Com a anunciada segunda vaga de Covid-19 a assentar arraiais na Europa e com a esperada tomada de decisões sobre a vida económica de todos nós – declaração do estado de emergência, recolher obrigatório e restauração fechada –, cumpre afirmar que todas essas decisões podiam, e deviam, ter sido evitadas ou, pelo menos, dirimidas.
Investir 700 milhões de euros no Serviço Nacional de Saúde (SNS), previstos no último orçamento suplementar, e mais alguns milhões, poucos e tardios, neste orçamento agora aprovado, foi escasso, imprevidente e displicente.
Todos sabíamos – porque avisados – da segunda vaga e dos efeitos prejudiciais na economia que a pandemia provoca, sobretudo se obrigar a um novo confinamento. É a pandemia económica que mata tanto ou mais que a pandemia sanitária.
Ora, no Verão, o que fez o Governo? Planificou o combate à segunda vaga? Definiu uma estratégia? Reforçar as camas, contratar ou formar intensivistas e ventiladores? Recorreu ao sector de saúde privado e social? Não! À portuguesa, confiou nos sinais do Verão e numa arrogância disparatada falava-se do exemplo português no combate à pandemia.
Tudo isso me fez lembrar a fábula de La Fontaine da cigarra e da formiga: a cigarra cantou melodiosamente todo o Verão enquanto a formiga trabalhava para poupar mantimentos para sobreviver no Inverno. No Inverno, a cigarra pede ajuda à formiga que lhe responde o seguinte: se cantaste todo o Verão, dança no Inverno…

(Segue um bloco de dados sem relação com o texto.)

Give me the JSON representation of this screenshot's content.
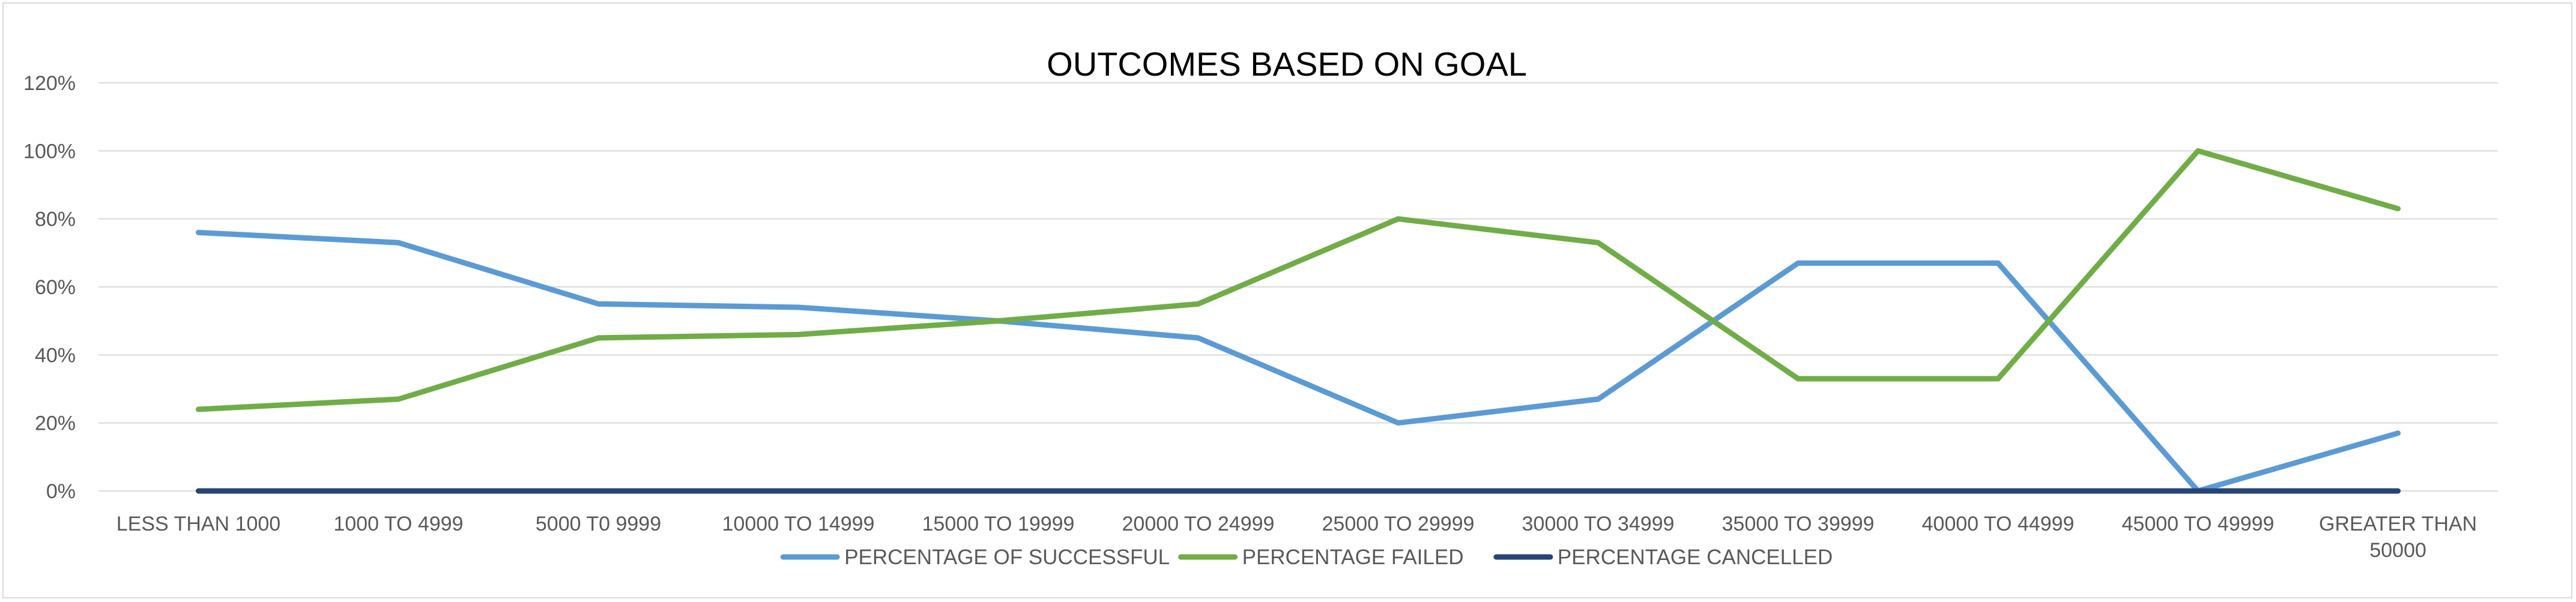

Claro que a cigarra, para enfrentar o “Inverno”, conta com os fundos europeus a fundo perdido. Mas também aqui a fábula moral deve ser aplicada, pois adivinha-se para onde vão tais fundos: mais despesa corrente, através do aumento dos ordenados da função pública, assente na progressão automática das carreiras e emprego garantido para a vida, mais obras públicas faraónicas sem prévia análise do custo-benefício e total desprezo pela vida das empresas, salvo se pertencerem à família política (normalmente sem jeito para os negócios…).
Continuamos alegremente a cantar e a dançar e o Inverno (inferno?) está aí.
Tirando raríssimas excepções, ninguém se insurge contra este discurso: a comunicação social parece, ainda, enfeitiçada com os prodígios deste Governo!
Os sectores que irão agora sofrer dessa total falta de planificação dos meios, como recorrer por contratação dos sectores privado e social pelo SNS são os sectores do turismo, o canal Horeca, hotéis e restaurantes, as nossas importantes PME. E são estes serviços, principalmente o turismo e a restauração, e as empresas industriais, que são as formigas na fábula de Esopo e La Fontaine.
Até agora, da parte do Estado, estruturalmente apenas os bancos foram ajudados. Não me choca essa ajuda pelo reconhecimento do papel de intermediação que os bancos realizam entre a poupança e o investimento. E pergunta o leitor como é que os bancos foram ajudados estruturalmente? Os 7 mil milhões de euros foram garantidos pelo Estado! E não tenhamos dúvidas que algum desse dinheiro serviu para fazer um roll-over da dívida dos clientes, substituindo dívida não garantida por dívida garantida. E quando o Inverno vier os bancos terão essa almofada do Estado. Veremos se chega.
Avisei em artigo anterior, aquando do confinamento, que a crise iria ser muito pior do que as primeiras previsões de Centeno, comparando com as previsões que já fazia o Reino Unido (país com soberania monetária e indústria relevante). E não tenhamos dúvidas que a vacina só surgirá no final do próximo ano, se vier.
Cumpria ter planeado, investido custe o que custar (utilizando as palavras do primeiro-ministro a propósito da TAP) no sector da saúde, porque a saúde da nossa economia depende da saúde sanitária. E a segunda vaga de Covid-19 está aí. Espanha comprova-o e de lá, como ensina o povo na sua imensa sabedoria, não vem nem bom vento nem bom casamento… ‘Winter is coming’!
Post scriptum: Claro que a cigarra terá direito a um subsídio e, se for agente cultural, um drink. E às formigas um imposto!
O autor escreve de acordo com a antiga ortografia.